Dhaka on Wednesday said Pakistan had asked Bangladesh to withdraw Rahman from its high commission in Islamabad within 48 hours in apparent retaliation for the expulsion of a Pakistani envoy who allegedly funded a suspected extremist on trial for espionage.

“The political counsellor and head of chancery in Islamabad has been given till Thursday to leave the country,” Bangladesh Foreign Secretary Shahidul Haque told AFP.

On December 23, Islamabad had recalled one of its diplomats – Farina Arshad – from Bangladesh at Dhaka's request, after she was alleged to have financed a suspected extremist accused of spying for Pakistan.

A formal statement from Islamabad dismissed the charges as “baseless”, adding: “an incessant and orchestrated media campaign was launched against her on spurious charges”.

Rocky bilateral relations

Pakistan and Bangladesh have had a rocky bilateral relationship in recent months.

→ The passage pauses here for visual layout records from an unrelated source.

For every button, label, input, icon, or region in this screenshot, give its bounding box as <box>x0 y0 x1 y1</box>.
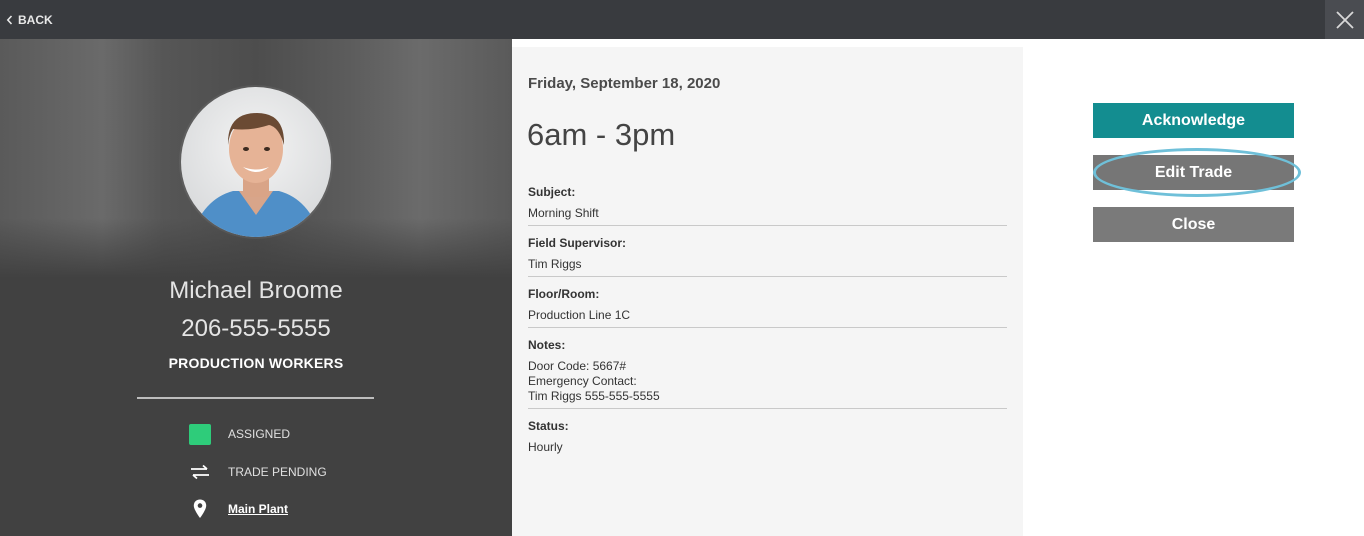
field-value: Production Line 1C <box>528 308 631 322</box>
employee-phone: 206-555-5555 <box>181 315 331 342</box>
field-subject: Subject: Morning Shift <box>528 185 1007 226</box>
field-value: Hourly <box>528 440 563 454</box>
back-button[interactable]: BACK <box>6 12 53 28</box>
back-label: BACK <box>18 13 53 27</box>
legend-trade-pending: TRADE PENDING <box>188 461 327 483</box>
acknowledge-button[interactable]: Acknowledge <box>1093 103 1294 138</box>
shift-details-panel: Friday, September 18, 2020 6am - 3pm Sub… <box>512 47 1023 536</box>
top-bar: BACK <box>0 0 1364 39</box>
location-link[interactable]: Main Plant <box>228 502 288 516</box>
employee-name: Michael Broome <box>169 277 343 304</box>
edit-trade-button[interactable]: Edit Trade <box>1093 155 1294 190</box>
close-icon <box>1335 10 1354 29</box>
field-value: Morning Shift <box>528 206 599 220</box>
field-value: Tim Riggs <box>528 257 582 271</box>
trade-pending-label: TRADE PENDING <box>228 465 327 479</box>
legend-location: Main Plant <box>188 498 288 520</box>
close-button[interactable]: Close <box>1093 207 1294 242</box>
profile-panel: Michael Broome 206-555-5555 PRODUCTION W… <box>0 39 512 536</box>
chevron-left-icon <box>6 15 13 25</box>
field-notes: Notes: Door Code: 5667# Emergency Contac… <box>528 338 1007 409</box>
close-window-button[interactable] <box>1325 0 1364 39</box>
shift-date: Friday, September 18, 2020 <box>528 75 721 92</box>
avatar <box>181 87 331 237</box>
swap-arrows-icon <box>191 464 209 480</box>
actions-panel: Acknowledge Edit Trade Close <box>1023 47 1364 536</box>
profile-divider <box>137 397 374 399</box>
field-label: Subject: <box>528 185 576 199</box>
field-floor-room: Floor/Room: Production Line 1C <box>528 287 1007 328</box>
shift-time: 6am - 3pm <box>527 117 676 152</box>
field-label: Status: <box>528 419 569 433</box>
assigned-label: ASSIGNED <box>228 427 291 441</box>
field-status: Status: Hourly <box>528 419 1007 460</box>
avatar-photo <box>181 87 331 237</box>
field-label: Floor/Room: <box>528 287 600 301</box>
map-pin-icon <box>193 499 207 518</box>
legend-assigned: ASSIGNED <box>188 423 290 445</box>
field-label: Notes: <box>528 338 566 352</box>
employee-role: PRODUCTION WORKERS <box>168 355 344 371</box>
field-value: Door Code: 5667# Emergency Contact: Tim … <box>528 359 660 403</box>
field-supervisor: Field Supervisor: Tim Riggs <box>528 236 1007 277</box>
assigned-swatch-icon <box>189 423 211 445</box>
field-label: Field Supervisor: <box>528 236 627 250</box>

Bilateral relations soured when Bangladesh executed senior Bangladesh Nationalist Party leader Salahuddin Quader Chowdhury and Jamaat-i-Islami’s secretary general Ali Ahsan Mohammad Mujahid in November.

The two had been convicted of genocide and rape by a domestic ‘war crimes tribunal’ called International Crimes Tribunal (ICT), which had been set up under a 1973 legislation that was amended in 2009 to resume the trials.

The original 1973 legislation for the establishment of war crimes had been set aside by Hasina Wajid’s father and Bangladesh’s founding father Mujibur Rehman after a tripartite agreement signed in April 1974 for the repatriation of war prisoners. Rehman had then agreed that in the interest of regional peace, no one would be put on trial for alleged crimes committed during the 1971 war.

Bangladesh had felt offended when Pakistan reminded it of its founding father’s promise contained in the 1974 tripartite agreement under which Dhaka had agreed not to proceed against those whom it had accused of ‘war crimes’ during the 1971 war.

In response, Pakistan’s High Commissioner in Dhaka Shuja Alam was summoned by Bangladesh Foreign Secretary Mijanur Rahman to receive a protest over a statement issued by Pakistani Foreign Office in which it regretted executions of the two Bengali leaders.